I forced the John character through the door ahead of me. The bank was practically square with double front entrance, the drive-in window at the west rear and a barred rear door beyond it. The tellers' posts ranged along the front west wall behind a high counter with wickets on top of it. At the rear of the room was a large vault and at the right behind a railing were the desks of the bank officers. Most of the desks were vacant at this hour. I saw two women tellers on duty, and
a young man at a desk in the officers' quarters. I pushed John ahead of me to the first teller.
Just as Constable Gill caught his balance, supporting himself against the writing desk in the center of the lobby, Sid brought his gun down across Gill's neck and the big man slumped to his knees, clinging to the desk. Then his fingers slipped free and he slid face-down on the terrazzo floors. I heard the women tellers gasp. The young executive jumped up from his desk and ran through the railing gate, shouting, "Here now! What's going on here?"
Sid waited for him, legs braced apart near the desk. He called him some dirty names, enough so that the young banker began to understand and stopped running. Sid's voice quavered. In that swift-moving moment, I saw him trembling with tension and excitement, wound up and ready to burst. All I could think now was to fill those cloth bags and get out of there before he killed somebody. Robbery was one thing. Murder was another. I had not ever considered it until I realized how much pent-up hate Sid had stored in him.
"This is a stick-up," Sid yelled at the banker. "You people do what you're told and maybe nobody gets hurt."
I motioned the two bank customers to move to the far wall and stand facing it, with their hands high against it, palms flat.
I tossed the cloth sacks at the tellers. Sid tossed his bags at them, too.
He pressed the snout of the gun against Gill's bloodied ear. "You dames start shoveling money into these bags or I'll blow this slob's brains out."
The tellers may not have assessed his threat at full value, but I knew better. I motioned with my gun, signaling them to hurry.
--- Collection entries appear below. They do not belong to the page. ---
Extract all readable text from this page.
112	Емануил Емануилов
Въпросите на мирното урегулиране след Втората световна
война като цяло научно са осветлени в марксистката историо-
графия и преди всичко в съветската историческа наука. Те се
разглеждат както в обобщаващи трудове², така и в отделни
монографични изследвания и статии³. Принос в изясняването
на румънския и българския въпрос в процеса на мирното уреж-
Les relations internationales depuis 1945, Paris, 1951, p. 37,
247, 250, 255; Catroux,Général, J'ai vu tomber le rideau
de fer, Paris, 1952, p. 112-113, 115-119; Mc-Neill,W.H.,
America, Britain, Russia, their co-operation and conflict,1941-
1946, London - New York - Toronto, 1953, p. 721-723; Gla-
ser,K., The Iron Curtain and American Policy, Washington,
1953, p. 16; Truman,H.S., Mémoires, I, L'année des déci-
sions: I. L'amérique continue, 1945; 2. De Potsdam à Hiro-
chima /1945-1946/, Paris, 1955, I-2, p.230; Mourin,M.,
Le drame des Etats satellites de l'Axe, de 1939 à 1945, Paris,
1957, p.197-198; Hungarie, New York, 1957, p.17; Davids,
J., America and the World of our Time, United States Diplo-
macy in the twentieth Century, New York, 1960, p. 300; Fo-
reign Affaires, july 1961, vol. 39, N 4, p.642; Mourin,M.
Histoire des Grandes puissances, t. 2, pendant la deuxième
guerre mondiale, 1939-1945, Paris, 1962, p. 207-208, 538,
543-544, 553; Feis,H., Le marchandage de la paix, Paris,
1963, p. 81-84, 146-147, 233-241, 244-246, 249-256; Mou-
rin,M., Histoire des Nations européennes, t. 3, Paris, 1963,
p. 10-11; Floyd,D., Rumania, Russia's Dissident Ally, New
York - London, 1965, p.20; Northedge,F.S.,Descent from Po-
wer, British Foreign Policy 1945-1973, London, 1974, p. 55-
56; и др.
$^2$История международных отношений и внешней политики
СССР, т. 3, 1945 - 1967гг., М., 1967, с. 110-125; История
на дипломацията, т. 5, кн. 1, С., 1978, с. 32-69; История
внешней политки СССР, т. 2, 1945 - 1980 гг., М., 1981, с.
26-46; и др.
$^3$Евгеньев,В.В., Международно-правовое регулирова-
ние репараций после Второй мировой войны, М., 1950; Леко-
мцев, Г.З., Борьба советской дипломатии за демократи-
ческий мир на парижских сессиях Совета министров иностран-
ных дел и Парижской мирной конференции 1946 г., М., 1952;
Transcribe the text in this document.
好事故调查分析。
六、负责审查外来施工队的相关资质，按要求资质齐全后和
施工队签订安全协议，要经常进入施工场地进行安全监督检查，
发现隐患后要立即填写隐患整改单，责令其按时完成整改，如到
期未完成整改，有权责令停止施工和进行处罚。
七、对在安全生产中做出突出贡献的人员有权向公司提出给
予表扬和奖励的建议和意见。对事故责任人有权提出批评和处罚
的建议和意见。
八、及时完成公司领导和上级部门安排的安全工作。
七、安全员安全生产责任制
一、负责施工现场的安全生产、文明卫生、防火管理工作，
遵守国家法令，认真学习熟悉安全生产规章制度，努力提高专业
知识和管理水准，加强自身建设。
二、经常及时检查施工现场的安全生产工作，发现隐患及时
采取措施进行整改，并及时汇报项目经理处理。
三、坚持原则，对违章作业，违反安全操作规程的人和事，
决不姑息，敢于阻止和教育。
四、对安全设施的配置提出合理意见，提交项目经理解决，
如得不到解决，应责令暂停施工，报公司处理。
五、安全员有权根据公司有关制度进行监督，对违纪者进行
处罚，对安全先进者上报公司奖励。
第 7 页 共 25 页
Constable Gill writhed on the floor. Sid caught him by the belt and helped him to his feet, cursing loudly. Gill wobbled unsteadily. Sid kept his fist caught in the man's belt, moving him around in front of him.
The tellers didn't move fast enough for Sid. He slapped the gun against Gill's bleeding head again. "Faster. You people hurry."
The tellers stared at the young banker. He did not hesitate. He nodded. "Do what he says," he told them.
"That's the way to jump when I speak," Sid said. He laughed, a fluting sound.